If we can't trust a federal judge to do such, that question should be raised separately on an interlocutory appeal, with good cause shown why the particular judge should not be the one reviewing the documents. Judges are not known for being "leakers" or "blabber-mouths." I've not seen the Admin. asking for such a hearing, it appears there's something to hide.

 

A.G. Holder can be hung-out to dry for all I care, I won't defend him. But the thing is, this issue won't get much traction with the public as most folk will view it as partisan bickering. It's not going to affect Obama because of the political climate. In normal times it would, but this is an issue which will get/has been lost in the partisan noise. It will be tied up in the courts for years.

Posted

Imagine the screeching from the left if one of their protests outside the W.H was shut down during a Republican presidency.

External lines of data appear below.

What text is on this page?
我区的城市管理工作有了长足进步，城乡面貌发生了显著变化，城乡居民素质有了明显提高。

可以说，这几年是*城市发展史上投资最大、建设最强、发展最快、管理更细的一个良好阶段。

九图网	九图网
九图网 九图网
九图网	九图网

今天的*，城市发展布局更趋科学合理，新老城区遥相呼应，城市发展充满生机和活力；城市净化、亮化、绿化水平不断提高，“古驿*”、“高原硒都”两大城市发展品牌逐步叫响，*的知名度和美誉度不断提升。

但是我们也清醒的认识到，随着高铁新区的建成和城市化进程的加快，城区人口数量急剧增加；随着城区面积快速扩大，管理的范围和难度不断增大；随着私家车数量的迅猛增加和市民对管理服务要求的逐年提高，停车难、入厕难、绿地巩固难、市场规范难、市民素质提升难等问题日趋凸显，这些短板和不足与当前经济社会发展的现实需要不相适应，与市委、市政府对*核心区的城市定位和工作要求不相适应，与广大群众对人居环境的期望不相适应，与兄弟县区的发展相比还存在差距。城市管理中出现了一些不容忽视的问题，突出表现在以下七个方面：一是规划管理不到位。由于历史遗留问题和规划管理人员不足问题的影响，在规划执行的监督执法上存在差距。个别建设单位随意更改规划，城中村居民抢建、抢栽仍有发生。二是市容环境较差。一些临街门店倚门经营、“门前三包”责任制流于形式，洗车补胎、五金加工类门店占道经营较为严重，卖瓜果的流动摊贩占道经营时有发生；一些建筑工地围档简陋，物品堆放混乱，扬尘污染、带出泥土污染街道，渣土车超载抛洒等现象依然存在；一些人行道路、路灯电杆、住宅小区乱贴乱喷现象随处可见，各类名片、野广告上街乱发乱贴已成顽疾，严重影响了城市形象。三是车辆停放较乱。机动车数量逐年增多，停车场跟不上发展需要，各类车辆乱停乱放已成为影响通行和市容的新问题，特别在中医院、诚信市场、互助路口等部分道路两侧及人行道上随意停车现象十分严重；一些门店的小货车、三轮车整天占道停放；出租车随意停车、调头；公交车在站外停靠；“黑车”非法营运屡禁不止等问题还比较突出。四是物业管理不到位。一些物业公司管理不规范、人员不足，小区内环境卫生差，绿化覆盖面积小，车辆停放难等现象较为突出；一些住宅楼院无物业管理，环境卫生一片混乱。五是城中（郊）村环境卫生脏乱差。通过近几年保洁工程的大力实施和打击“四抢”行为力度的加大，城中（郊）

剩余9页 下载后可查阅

I wonder who told the Secret service to stop this?

 

http://washingtonexa...article/2501155

Secret Service shuts down ‘fire Eric Holder’ protest

 

July 2, 2012

 

U.S. Secret Service officers shut down a student-led protest calling for President Obama to fire Attorney General Eric Holder this morning, according to a report from in front of the White House.

 

After discovering a “suspicious package,” the Secret Service ended the protest. “Several agents seemed hostile to our march and seemed anxious for us to leave the area,” Maurice Lewis, a University of California student, told Campus Reform. “The discover[y of] the ‘unidentified package’ came just as the protest began gain traction.”

 

The U.S. House of Representatives cited Holder for contempt of Congress on Thursday after he defied a subpoena demanding documents pertaining to Operation Fast and Furious, the gun-walking scheme that claimed border patrol agent Brian Terry’s life.

The Justice Department denied, in a February 4, 2011, letter to Congress, that law enforcement ever allow guns to be trafficked into Mexico. In December 2011, DOJ retracted that claim.

 

About 50 students congregated outside the White House this morning for the anti-Holder protest.